In questo nulla di male, è l’evoluzione della società, si tratta di una nuova professione che richiede impegno, dedizione, capacità, fantasia e ingegno. Il problema sorge invece quando la corsa ai followers fa perdere il controllo e il senso della misura; quando la percezione della realtà viene meno e si mescola con un mondo virtuale dove i pericoli si annullano, perché dopo un “game over” si riparte da capo senza conseguenze; quando la percezione dei rischi e dei pericoli viene a mancare perché sopraffatta da un senso di invincibilità che proprio la distanza dalla realtà provoca; quando i sentimenti vengono anestetizzati dall’assuefazione a contenuti forti e borderline che per i nativi digitali è normale fruire fin da età molto giovane.

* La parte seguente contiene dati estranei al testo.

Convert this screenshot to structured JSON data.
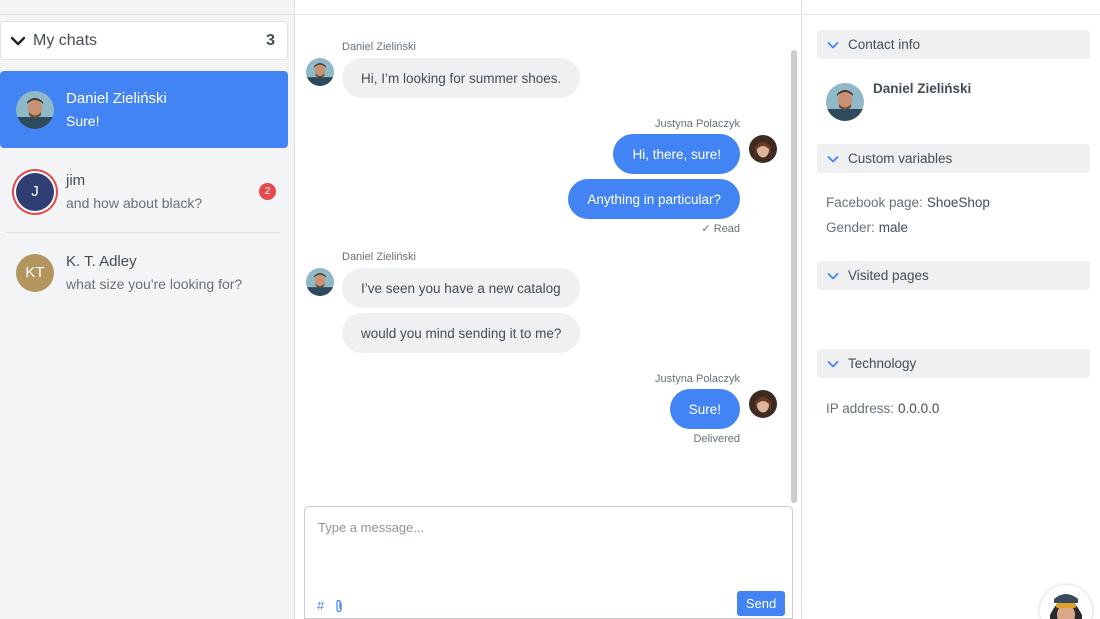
{
  "sidebar": {
    "my_chats_label": "My chats",
    "my_chats_count": "3",
    "chats": [
      {
        "name": "Daniel Zieliński",
        "preview": "Sure!",
        "active": true,
        "avatar": "photo"
      },
      {
        "name": "jim",
        "preview": "and how about black?",
        "avatar_initials": "J",
        "unread": "2"
      },
      {
        "name": "K. T. Adley",
        "preview": "what size you're looking for?",
        "avatar_initials": "KT"
      }
    ]
  },
  "chat": {
    "messages": [
      {
        "author": "Daniel Zieliński",
        "direction": "in",
        "texts": [
          "Hi, I’m looking for summer shoes."
        ]
      },
      {
        "author": "Justyna Polaczyk",
        "direction": "out",
        "texts": [
          "Hi, there, sure!",
          "Anything in particular?"
        ],
        "status": "Read"
      },
      {
        "author": "Daniel Zieliński",
        "direction": "in",
        "texts": [
          "I’ve seen you have a new catalog",
          "would you mind sending it to me?"
        ]
      },
      {
        "author": "Justyna Polaczyk",
        "direction": "out",
        "texts": [
          "Sure!"
        ],
        "status": "Delivered"
      }
    ],
    "composer": {
      "placeholder": "Type a message...",
      "hash_icon": "#",
      "send_label": "Send"
    }
  },
  "panel": {
    "contact_info": {
      "title": "Contact info",
      "name": "Daniel Zieliński"
    },
    "custom_variables": {
      "title": "Custom variables",
      "items": [
        {
          "key": "Facebook page:",
          "value": "ShoeShop"
        },
        {
          "key": "Gender:",
          "value": "male"
        }
      ]
    },
    "visited_pages": {
      "title": "Visited pages"
    },
    "technology": {
      "title": "Technology",
      "items": [
        {
          "key": "IP address:",
          "value": "0.0.0.0"
        }
      ]
    }
  },
  "colors": {
    "accent": "#4384f5",
    "badge": "#e5484d",
    "bubble_in": "#eef0f2"
  }
}
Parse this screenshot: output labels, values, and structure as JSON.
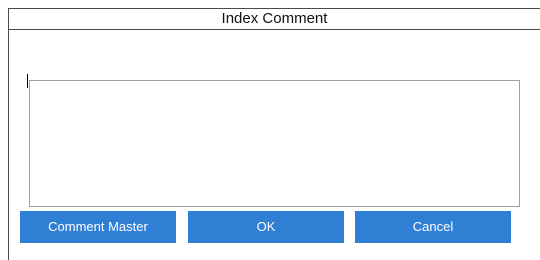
{
  "dialog": {
    "title": "Index Comment"
  },
  "comment_field": {
    "value": ""
  },
  "buttons": {
    "comment_master": "Comment Master",
    "ok": "OK",
    "cancel": "Cancel"
  },
  "colors": {
    "button_background": "#2f7fd4",
    "button_text": "#ffffff",
    "border": "#4a4a4a"
  }
}
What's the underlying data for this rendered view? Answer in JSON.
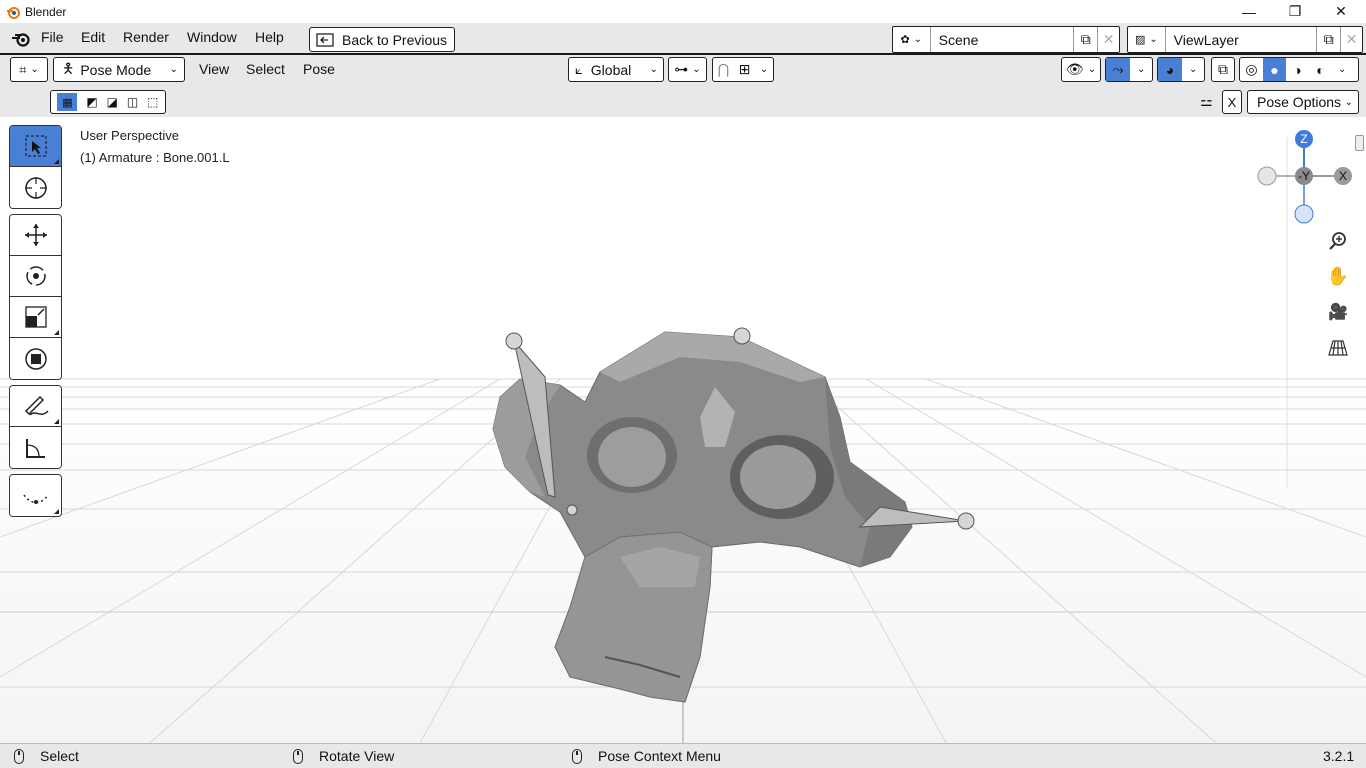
{
  "window": {
    "title": "Blender",
    "minimize": "—",
    "restore": "❐",
    "close": "✕"
  },
  "menubar": {
    "items": [
      "File",
      "Edit",
      "Render",
      "Window",
      "Help"
    ],
    "back_button": "Back to Previous",
    "scene_label": "Scene",
    "viewlayer_label": "ViewLayer"
  },
  "header": {
    "mode": "Pose Mode",
    "menus": [
      "View",
      "Select",
      "Pose"
    ],
    "orientation": "Global",
    "pose_options": "Pose Options",
    "x_label": "X"
  },
  "viewport": {
    "perspective": "User Perspective",
    "object_info": "(1) Armature : Bone.001.L",
    "gizmo": {
      "z": "Z",
      "y": "-Y",
      "x": "X"
    }
  },
  "statusbar": {
    "select": "Select",
    "rotate": "Rotate View",
    "context": "Pose Context Menu",
    "version": "3.2.1"
  },
  "colors": {
    "accent": "#4a7fd6",
    "header_bg": "#e8e8e8",
    "gizmo_z": "#3f7bd9",
    "gizmo_gray": "#9a9a9a"
  }
}
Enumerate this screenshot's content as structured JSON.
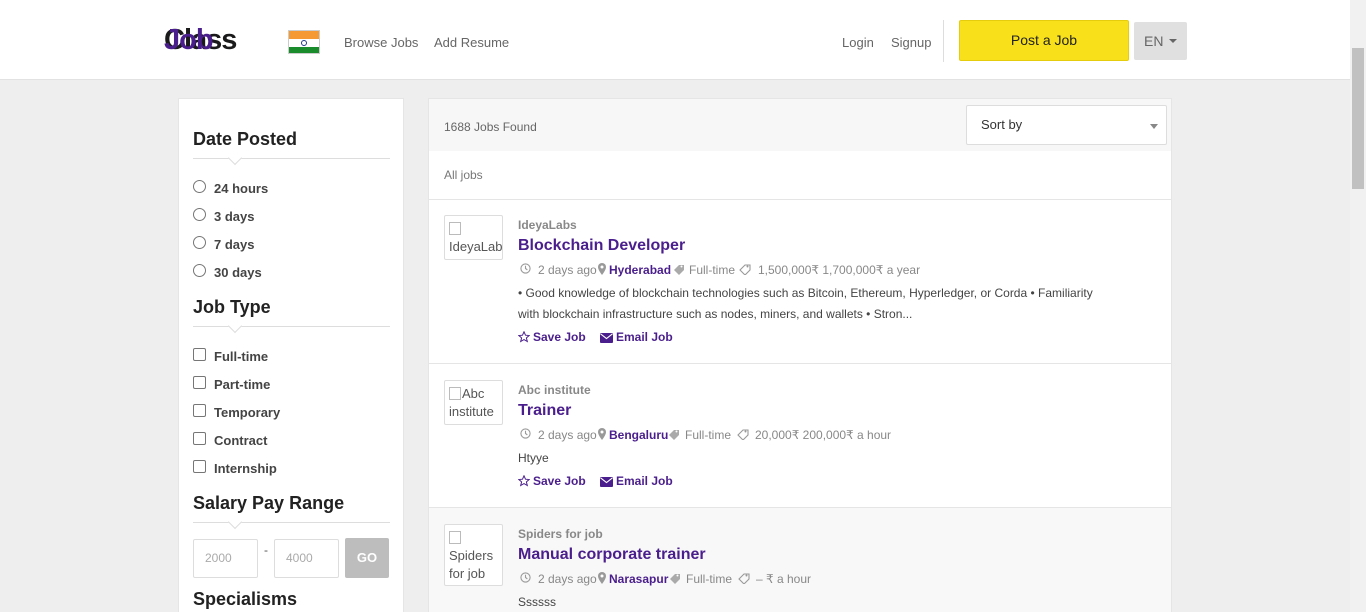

Ed è qui che probabilmente nasce il peccato originale ossia il ruolo, mutato rispetto alle generazioni precedenti, della famiglia. Genitori forse disattenti, forse impreparati alle dinamiche dei social media, forse considerati dai figli troppo amici e troppo poco educatori. Va da sé che non si può generalizzare, ma ormai è sotto l’occhio di tutti che questo è un problema crescente. Nel caso dello youtuber che guidava la Lamborghini al momento dell’impatto, lo testimonia un video in cui la figura di suo padre assume un ruolo a mio avviso di non-genitore, che non si preoccupa dei messaggi diseducativi che lancia proprio con quel contenuto digitale. Da osservatrice, io colgo un’inversione di ruoli tra padre e ragazzo, il concetto di virilità associato alla supercar e alla velocità, la trasgressione delle regole guidando senza cintura di sicurezza.

Ad oggi i controlli sui file che vengono caricati online sono demandati alle piattaforme che li ospitano, ma è evidente che se gli algoritmi possono identificare contenuti violenti o sessualmente espliciti e bloccarli, più difficilmente riescono a individuare video che trasmettono messaggi apparentemente non pericolosi, ma che sull’essere umano possono alimentare comportamenti dannosi o comunicare messaggi negativi.

Da marketer che ha vissuto gli albori dei social, utilizzandoli per comunicare a scopi personali e aziendali, e che quindi li conosce bene, ritengo che si debba trovare il modo di arginare quella che spesso identifico come una degenerazione dei social media. Ritengo che si dovrà arrivare ad un allineamento della giurisprudenza con le dinamiche digitali, ma sicuramente è necessario un recupero di alcuni valori che la società di oggi sta poco a poco perdendo.